The Lancaster County Wetlands Board approved a living shoreline permit for Vincent and Renee Paladino that will install a 93‑foot living shoreline with clean sand fill and marsh plantings along Taylor Creek.
Jeff Corbin, agent with Native Shorelines, presented the project and told the board that after a site visit with staff and the Virginia Institute of Marine Science (VIMS) the applicant moved the eastern end of the project westward to avoid an existing marsh patch. Corbin said the final design will impact a small patch of marsh—he cited roughly the size of a table in the hearing—but will create more than 700 square feet of new marsh through a shallow-water sill, clean sand fill and marsh planting. “We are still impacting about 80 square feet of marsh grass, but we're creating about over 700 square feet of new marsh grass,” Corbin said.
Olivia, wetlands staff, told the board VIMS provided comments to the board and that Corbin had responded; she described the response as satisfactory.
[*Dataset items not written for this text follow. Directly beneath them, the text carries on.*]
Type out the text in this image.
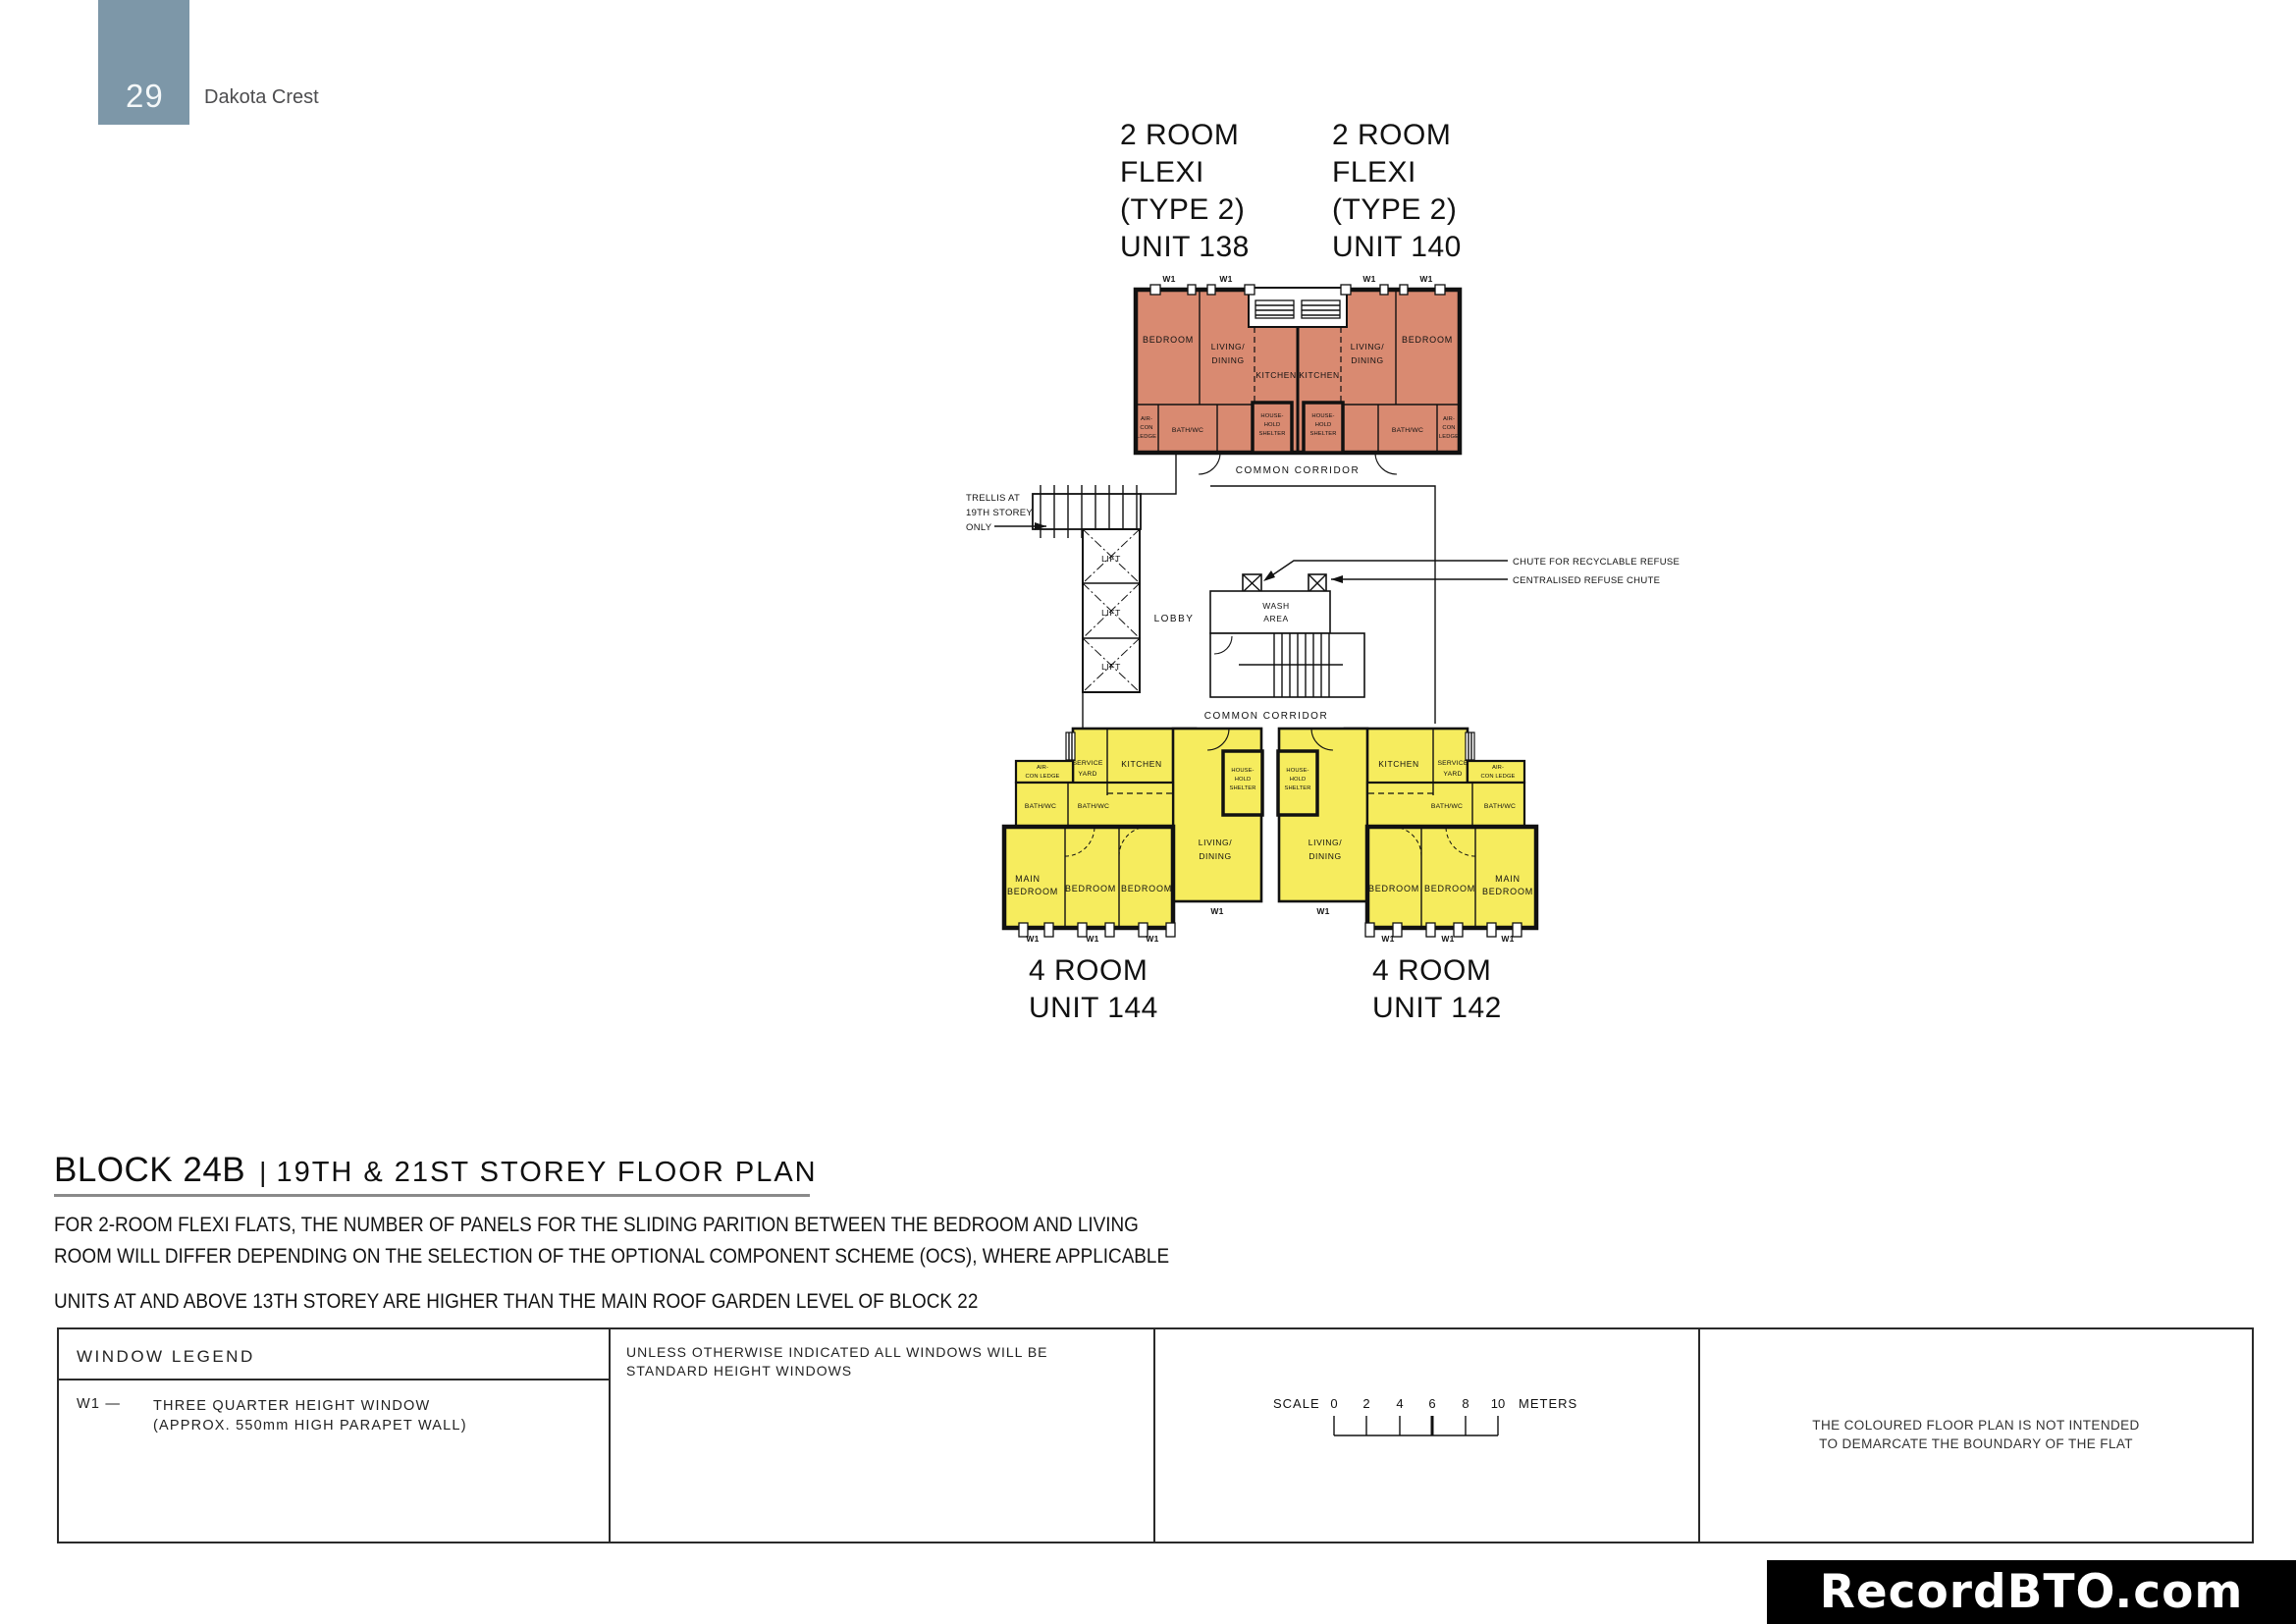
29 Dakota Crest
2 ROOM
FLEXI
(TYPE 2)
UNIT 138
2 ROOM
FLEXI
(TYPE 2)
UNIT 140
W1	W1
BEDROOM
LIVING/
DINING
KITCHEN
BATH/WC
AIR-
CON
LEDGE
HOUSE-
HOLD
SHELTER
W1	W1
BEDROOM
LIVING/
DINING
KITCHEN
BATH/WC
AIR-
CON
LEDGE
HOUSE-
HOLD
SHELTER
COMMON CORRIDOR
TRELLIS AT
19TH STOREY
ONLY
LIFT
LIFT
LIFT
LOBBY
CHUTE FOR RECYCLABLE REFUSE
CENTRALISED REFUSE CHUTE
WASH
AREA
COMMON CORRIDOR
KITCHEN
SERVICE
YARD
AIR-
CON LEDGE
BATH/WC	BATH/WC
MAIN
BEDROOM BEDROOM BEDROOM
LIVING/
DINING
HOUSE-
HOLD
SHELTER
W1	W1	W1
W1
KITCHEN	SERVICE
YARD
AIR-
CON LEDGE
BATH/WC	BATH/WC
MAIN
BEDROOM
BEDROOM BEDROOM
LIVING/
DINING
HOUSE-
HOLD
SHELTER
W1	W1	W1
W1
4 ROOM
UNIT 144
4 ROOM
UNIT 142
BLOCK 24B | 19TH & 21ST STOREY FLOOR PLAN
FOR 2-ROOM FLEXI FLATS, THE NUMBER OF PANELS FOR THE SLIDING PARITION BETWEEN THE BEDROOM AND LIVING
ROOM WILL DIFFER DEPENDING ON THE SELECTION OF THE OPTIONAL COMPONENT SCHEME (OCS), WHERE APPLICABLE
UNITS AT AND ABOVE 13TH STOREY ARE HIGHER THAN THE MAIN ROOF GARDEN LEVEL OF BLOCK 22
WINDOW LEGEND
W1 — THREE QUARTER HEIGHT WINDOW
(APPROX. 550mm HIGH PARAPET WALL)
UNLESS OTHERWISE INDICATED ALL WINDOWS WILL BE
STANDARD HEIGHT WINDOWS
SCALE 0 2 4 6 8 10 METERS
THE COLOURED FLOOR PLAN IS NOT INTENDED
TO DEMARCATE THE BOUNDARY OF THE FLAT
RecordBTO.com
A BMRC representative said they accepted the applicant’s revisions and had no further comments.
Board members discussed the precise square footage of impacts. Morgan (identified in the record) estimated 52 square feet of impact in the revised plan; the applicant removed an earlier 36‑square‑foot hardening impact from the upper-right corner of the original drawing, resulting in a net gain of vegetated wetlands, the record shows. The chair emphasized that the board needs an exact figure for the impacted area; the applicant’s agent pointed to the revised plan documents that list the 52‑square‑foot impact.
The advertised project description in the hearing record listed 84 linear feet of sill with a 9‑foot return for a total of 93 linear feet, approximately 66 cubic yards of clean sand fill and about 755 square feet of wetland planting; the hearing record lists the application as MRC number 25‑0805. A board member moved to approve the permit as revised; the motion passed unanimously, recorded as a 5–0 vote.
The board’s approval follows staff and VIMS review and a site visit; permit conditions require the applicant to follow the revised plan filed with the board and to implement the marsh planting as described in the approved documents.